There are some design questions that need to be answered. For example, I have created a number of istio-specific templates such as _k-spec-secret-istio.tpl and _task-istio.tpl. Is it possible to create something more generic? Is istio.metrics a good name for the _istio.metrics.tpl as well?

sriumcp commented 2 years ago
  1. User already followed Istio's mirroring tutorial to set up mirroring
  2. User already followed Istio's Prometheus tutorial to add the prom-add on
  3. Iter8 experiment focuses on SLO validation used Prom metrics ...

As far as the Istio is concerned ... there is a source and mirror version of the app ...

As far as Iter8 experiment is concerned, there is only app, which corresponds to the mirrored version.
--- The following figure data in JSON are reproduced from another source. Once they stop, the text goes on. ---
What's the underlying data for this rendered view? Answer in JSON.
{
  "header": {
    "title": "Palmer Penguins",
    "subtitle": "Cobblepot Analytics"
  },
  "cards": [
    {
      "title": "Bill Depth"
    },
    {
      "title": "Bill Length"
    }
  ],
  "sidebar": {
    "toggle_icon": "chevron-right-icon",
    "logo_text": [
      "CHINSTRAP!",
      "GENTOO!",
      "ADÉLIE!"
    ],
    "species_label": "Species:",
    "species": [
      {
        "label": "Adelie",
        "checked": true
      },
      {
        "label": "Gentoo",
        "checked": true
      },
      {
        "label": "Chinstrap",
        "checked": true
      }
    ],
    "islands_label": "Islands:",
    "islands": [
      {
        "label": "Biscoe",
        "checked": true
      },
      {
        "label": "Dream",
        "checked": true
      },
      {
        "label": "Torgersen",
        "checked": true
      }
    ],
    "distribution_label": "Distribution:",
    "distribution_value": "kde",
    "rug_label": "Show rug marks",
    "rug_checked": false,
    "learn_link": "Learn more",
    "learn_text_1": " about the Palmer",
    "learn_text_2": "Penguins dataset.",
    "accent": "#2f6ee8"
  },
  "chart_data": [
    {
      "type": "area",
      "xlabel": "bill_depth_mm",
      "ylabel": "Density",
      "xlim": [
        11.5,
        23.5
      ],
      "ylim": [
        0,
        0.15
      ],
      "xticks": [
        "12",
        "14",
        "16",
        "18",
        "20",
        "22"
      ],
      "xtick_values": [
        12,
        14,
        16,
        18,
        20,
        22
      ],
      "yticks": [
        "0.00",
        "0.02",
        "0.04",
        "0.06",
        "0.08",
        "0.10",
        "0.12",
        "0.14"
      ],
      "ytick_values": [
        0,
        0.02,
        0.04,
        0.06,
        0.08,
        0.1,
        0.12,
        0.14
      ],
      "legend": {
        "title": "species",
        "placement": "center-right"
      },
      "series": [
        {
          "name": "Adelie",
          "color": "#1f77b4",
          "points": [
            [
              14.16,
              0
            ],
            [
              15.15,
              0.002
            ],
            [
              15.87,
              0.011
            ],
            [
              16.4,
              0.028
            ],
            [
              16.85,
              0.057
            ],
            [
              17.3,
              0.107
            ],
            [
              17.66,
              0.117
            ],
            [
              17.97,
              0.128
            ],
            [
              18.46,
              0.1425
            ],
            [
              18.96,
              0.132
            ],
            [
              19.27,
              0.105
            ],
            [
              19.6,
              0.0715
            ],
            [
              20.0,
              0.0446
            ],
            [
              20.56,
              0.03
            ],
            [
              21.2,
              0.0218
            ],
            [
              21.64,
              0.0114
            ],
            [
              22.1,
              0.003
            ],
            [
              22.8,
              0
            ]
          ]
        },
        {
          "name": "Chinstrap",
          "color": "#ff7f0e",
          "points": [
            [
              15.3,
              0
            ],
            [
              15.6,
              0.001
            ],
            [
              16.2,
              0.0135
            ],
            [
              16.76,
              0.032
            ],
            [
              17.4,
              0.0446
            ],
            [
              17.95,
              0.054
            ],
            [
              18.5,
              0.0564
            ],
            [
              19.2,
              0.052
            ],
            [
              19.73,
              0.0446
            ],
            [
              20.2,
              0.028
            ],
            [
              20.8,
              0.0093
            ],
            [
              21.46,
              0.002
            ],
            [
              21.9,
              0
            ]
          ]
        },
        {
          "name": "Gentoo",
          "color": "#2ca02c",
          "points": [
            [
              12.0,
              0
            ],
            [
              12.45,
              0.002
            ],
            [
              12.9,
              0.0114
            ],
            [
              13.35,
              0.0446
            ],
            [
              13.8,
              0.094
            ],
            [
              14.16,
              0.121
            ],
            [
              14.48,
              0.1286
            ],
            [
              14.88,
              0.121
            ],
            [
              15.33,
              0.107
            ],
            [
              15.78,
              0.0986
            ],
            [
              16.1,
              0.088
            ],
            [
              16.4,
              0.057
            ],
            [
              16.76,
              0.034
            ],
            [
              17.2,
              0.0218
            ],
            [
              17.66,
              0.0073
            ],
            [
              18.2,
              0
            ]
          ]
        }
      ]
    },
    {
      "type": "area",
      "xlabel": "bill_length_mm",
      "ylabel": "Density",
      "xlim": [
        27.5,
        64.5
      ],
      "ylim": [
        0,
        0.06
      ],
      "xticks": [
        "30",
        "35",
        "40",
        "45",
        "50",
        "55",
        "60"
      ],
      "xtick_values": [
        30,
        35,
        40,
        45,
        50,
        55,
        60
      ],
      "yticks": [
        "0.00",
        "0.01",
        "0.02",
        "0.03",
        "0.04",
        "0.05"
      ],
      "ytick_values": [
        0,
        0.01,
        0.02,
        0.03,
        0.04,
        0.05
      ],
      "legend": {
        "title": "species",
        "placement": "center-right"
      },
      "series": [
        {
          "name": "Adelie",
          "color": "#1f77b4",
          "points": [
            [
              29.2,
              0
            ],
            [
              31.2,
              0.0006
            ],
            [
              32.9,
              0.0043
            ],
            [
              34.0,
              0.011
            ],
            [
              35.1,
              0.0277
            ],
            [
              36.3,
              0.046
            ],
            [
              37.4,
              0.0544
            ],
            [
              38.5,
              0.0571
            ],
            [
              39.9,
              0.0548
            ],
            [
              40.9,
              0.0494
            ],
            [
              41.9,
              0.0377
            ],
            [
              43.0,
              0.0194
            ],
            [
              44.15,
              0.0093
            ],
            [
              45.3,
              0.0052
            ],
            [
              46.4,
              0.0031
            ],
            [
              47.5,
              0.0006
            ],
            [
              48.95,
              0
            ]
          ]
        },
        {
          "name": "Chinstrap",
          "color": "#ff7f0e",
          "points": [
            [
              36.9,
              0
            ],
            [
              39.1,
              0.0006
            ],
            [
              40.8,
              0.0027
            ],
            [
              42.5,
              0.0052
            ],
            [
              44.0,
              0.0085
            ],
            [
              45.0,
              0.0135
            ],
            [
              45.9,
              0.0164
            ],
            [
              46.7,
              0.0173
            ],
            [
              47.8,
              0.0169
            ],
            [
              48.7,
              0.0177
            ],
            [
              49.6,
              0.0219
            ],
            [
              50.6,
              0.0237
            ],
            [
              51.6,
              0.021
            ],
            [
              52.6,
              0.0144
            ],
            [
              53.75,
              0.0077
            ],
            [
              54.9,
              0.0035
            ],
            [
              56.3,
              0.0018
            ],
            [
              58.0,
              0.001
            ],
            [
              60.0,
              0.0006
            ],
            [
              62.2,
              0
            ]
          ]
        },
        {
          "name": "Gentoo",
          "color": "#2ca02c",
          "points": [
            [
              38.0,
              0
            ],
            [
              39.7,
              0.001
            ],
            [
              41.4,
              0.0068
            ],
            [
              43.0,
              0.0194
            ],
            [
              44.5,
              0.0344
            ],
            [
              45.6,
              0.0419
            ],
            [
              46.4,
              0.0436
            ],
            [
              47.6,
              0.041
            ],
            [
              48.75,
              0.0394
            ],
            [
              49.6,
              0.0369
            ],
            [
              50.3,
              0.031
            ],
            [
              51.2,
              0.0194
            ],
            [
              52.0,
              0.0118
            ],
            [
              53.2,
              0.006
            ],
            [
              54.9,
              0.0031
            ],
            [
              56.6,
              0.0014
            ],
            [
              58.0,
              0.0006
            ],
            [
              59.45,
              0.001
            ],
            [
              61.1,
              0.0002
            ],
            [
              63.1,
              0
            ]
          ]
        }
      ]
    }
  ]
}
helm template charts/istio-mirroring/ \
--set metric.url=http://127.0.0.1/get \
--set metric.labels.destination_workload=myapp \
--set metric.labels.destination_workload_namespace=default \
--set cron.schedule="1/1 * * * *" \
--set SLOs.istio/error-rate=0

The above is good for dev purposes. In reality, the user will invoke the above as follows ...

iter8 k launch -c istio-mirroring/ \
--set metric.url=http://127.0.0.1/get \
--set metric.labels.destination_workload=myapp \
--set metric.labels.destination_workload_namespace=default \
--set cron.schedule="1/1 * * * *" \
--set SLOs.istio/error-rate=0

Forbid concurrency through concurrencyPolicy in the cronjob template (please refer to cronjob API).


loops not supported by cronjob execution (though supported for cronjob storage).


Update the number of loops in the experiment result object.


sriumcp commented 2 years ago

@Alan-Cha At some point (perhaps after the CNCF presentation), we may want to consider the following changes ...

  1. Rename _task_rbac to _k_task_rbac
  2. Move versionInfo to metrics (simplifies helm chart just a little bit…) — authors of custom metrics do not need to understand the db_task template + all the metrics info will be in one place.